Sorry, I did misread your original post, but I still don't see how you arrive at the 1.27 figure. How was that calculated from 1.96?
 
DaveBauman said:
With R300 ATI had a regionalised quad dispatch system, such that the screen-space is tiled and assigned to different pipelines - this is how the R300 can be scalable internally and externally in that the tiles can be allocated to quad rendering pipelines internally in a chip and externally across multiple chips. R420 adopts the same type of quad dispatch system, which is how the system was easily extended to 4 quads, however it has been slightly altered to allow for programmable tile sizes so the load balancing between the pipes can be controlled in a much finer way and potentially altered according to resolution. Reducing the tile size allows for higher efficiency with smaller triangles, while larger triangles favour texturing efficiency.
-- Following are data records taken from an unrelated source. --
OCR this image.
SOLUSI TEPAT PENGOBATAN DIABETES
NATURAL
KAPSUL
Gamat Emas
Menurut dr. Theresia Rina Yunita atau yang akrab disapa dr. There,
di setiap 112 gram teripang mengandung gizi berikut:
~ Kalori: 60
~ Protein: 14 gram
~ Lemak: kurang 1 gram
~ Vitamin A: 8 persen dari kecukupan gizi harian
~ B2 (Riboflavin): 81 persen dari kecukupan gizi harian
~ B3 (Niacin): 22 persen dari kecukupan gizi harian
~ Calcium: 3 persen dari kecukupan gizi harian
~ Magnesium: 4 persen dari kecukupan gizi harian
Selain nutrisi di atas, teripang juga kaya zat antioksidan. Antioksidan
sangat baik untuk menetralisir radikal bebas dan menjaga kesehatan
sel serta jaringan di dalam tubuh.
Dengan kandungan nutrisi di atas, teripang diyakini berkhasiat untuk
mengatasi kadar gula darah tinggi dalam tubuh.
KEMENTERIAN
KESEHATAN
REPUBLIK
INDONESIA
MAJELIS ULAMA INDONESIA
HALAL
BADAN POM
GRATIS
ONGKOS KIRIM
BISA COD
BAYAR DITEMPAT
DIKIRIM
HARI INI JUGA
This quad dispatch system can result in different quad pipelines operating on the same triangle if the triangle coverage is larger than the currently set tile size, or quad rendering pipelines will be operating on completely different triangles at any one time.
This is pretty extreme functionality & explains something about high performance at high resolutions (where triangles are effectively bigger)
 
DemoCoder said:
Sorry, I did misread your original post, but I still don't see how you arrive at the 1.27 figure. How was that calculated from 1.96?

No problem as long as we can move on to useful stuff like exposing any errors in my calculations :p and making analysis more fruitful for whichever card.

I calculated the figures based on the thoughts in the linked post, from MDolenc fillrate figures. I got a fillrate per pipe figure, multiplied by instructions, divided by clock speed (Megas cancelling).
For the shader in question, I got 20 as instruction count, and for that IPC figure I discounted dp3/rsq/mul sequences as 1 nrm instruction (I counted "add" separately for the dp3/rsq/mad).
 
DaveBaumann said:
Xmas said:
Hm, I wonder why the ALU1 blocks are smaller than the ALU2 ones... maybe it's not that much different from R300 after all.

Read the review! ;)
Done :D
Unfortunately it's not very precise on what ALU1 can really do.

But from a pure looking-at-the-pipeline-configuration POV, I'd expect NV40 to have a significantly higher IPC on average. That is, if the compiler does its work properly.